I scoffed at the suggestion. “Dr. Grove is not a sensitive; he’s a neurotic! For Heaven’s sake, the man is wetter than a herring’s chequebook.”
“Don’t be too hasty, Rupert. There may be more to the man than a brittle spleen”
“Are you a sensitive, Fairfax?”
“Not in the least; I have the sensitivity of a house brick.”
The mantel clock struck eight, and I rose. “If you will excuse me, I must away to my club, as the floorshow starts in less than an hour.”
“Of which club are you a member?”
“The Blue Belvoir, on The Spawn. Do you care to join me?”
“Not for me, thank you, Rupert, as I still value both my liver and my eyesight.”
I spent a couple of very jolly hours at The Blue Belvoir Club, where I made the acquaintance of several vivacious young ladies, and exchanged stimulating conversation with my peers, yet my libations did not convey their usual satisfaction. I was troubled by Urban-Smith’s trepidation, his instincts in such matters being akin to those of Polypheides.

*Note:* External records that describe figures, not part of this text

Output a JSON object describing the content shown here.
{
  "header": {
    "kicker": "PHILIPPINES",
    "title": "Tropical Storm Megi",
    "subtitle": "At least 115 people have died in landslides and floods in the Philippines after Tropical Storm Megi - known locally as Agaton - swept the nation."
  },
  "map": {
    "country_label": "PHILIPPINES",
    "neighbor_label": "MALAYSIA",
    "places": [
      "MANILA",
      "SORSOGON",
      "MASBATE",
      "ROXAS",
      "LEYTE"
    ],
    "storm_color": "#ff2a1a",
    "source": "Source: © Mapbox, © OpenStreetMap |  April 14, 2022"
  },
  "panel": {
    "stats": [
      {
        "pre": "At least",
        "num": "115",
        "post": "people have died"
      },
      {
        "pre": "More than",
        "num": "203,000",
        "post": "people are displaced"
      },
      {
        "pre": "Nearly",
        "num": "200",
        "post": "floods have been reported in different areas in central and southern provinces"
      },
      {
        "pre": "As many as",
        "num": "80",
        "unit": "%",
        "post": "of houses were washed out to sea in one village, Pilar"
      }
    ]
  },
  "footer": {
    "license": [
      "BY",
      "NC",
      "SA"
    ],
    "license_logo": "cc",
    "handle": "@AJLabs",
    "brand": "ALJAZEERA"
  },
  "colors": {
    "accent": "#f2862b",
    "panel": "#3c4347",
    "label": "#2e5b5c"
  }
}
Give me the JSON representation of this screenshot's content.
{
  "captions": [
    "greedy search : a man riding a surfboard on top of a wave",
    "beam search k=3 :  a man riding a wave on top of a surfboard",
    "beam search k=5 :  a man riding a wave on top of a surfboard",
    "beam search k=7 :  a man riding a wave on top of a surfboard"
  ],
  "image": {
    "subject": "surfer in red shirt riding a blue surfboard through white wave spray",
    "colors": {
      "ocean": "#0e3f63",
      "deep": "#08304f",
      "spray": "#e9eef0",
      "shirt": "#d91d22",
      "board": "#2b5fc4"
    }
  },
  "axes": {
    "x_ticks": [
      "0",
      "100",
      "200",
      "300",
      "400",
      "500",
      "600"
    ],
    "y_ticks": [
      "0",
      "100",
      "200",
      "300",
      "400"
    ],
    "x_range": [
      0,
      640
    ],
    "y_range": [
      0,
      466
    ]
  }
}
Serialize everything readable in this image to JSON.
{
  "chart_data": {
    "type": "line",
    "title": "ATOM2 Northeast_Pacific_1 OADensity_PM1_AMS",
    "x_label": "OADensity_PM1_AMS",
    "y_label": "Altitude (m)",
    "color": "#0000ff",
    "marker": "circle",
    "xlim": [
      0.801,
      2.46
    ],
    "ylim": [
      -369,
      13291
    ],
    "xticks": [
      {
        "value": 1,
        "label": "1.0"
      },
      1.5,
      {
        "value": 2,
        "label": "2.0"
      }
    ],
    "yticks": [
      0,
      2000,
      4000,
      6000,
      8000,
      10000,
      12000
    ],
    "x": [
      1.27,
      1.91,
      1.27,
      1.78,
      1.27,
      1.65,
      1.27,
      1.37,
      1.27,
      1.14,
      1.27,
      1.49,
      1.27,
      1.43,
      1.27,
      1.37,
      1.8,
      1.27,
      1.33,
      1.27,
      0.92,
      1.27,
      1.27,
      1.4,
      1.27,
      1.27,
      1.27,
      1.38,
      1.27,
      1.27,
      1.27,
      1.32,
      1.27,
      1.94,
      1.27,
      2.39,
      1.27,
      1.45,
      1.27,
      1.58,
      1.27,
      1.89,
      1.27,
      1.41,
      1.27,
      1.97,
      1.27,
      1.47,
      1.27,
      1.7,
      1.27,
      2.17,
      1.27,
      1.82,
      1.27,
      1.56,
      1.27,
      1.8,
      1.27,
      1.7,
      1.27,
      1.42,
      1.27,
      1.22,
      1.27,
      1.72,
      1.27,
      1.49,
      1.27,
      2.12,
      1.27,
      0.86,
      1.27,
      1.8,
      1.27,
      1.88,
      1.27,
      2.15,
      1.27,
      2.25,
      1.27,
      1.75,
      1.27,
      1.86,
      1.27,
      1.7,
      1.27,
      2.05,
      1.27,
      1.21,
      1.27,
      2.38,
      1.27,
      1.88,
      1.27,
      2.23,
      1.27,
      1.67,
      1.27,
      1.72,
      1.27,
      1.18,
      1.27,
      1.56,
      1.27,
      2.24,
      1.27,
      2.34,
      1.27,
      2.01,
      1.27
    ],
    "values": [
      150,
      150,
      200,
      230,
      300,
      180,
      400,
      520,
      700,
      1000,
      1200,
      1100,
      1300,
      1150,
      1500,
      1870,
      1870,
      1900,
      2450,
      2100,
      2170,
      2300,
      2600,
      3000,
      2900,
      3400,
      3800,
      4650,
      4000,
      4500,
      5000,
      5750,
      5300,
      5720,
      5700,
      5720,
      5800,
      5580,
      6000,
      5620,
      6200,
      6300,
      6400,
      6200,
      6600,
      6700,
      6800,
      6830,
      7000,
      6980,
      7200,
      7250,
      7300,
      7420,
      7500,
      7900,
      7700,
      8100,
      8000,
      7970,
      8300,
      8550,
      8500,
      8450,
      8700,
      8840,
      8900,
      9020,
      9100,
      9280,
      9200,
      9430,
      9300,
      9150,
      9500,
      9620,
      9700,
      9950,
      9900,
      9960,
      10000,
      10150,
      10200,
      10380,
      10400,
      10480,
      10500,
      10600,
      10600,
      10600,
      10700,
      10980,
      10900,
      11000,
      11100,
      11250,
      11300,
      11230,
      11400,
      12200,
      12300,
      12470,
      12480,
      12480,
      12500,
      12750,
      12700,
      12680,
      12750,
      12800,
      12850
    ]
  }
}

I returned to Chuffnell Mews just before midnight, but sleep did not come easily, and when it did, my dreams were fervent with visions of Dr. Grove gyrating about a polished steel pole, swinging his spleen about his head, while middle-aged revellers tucked pound notes into his garters. I awoke at dawn with a disturbing combination of wry amusement and morbid horror, and dared not go back to sleep.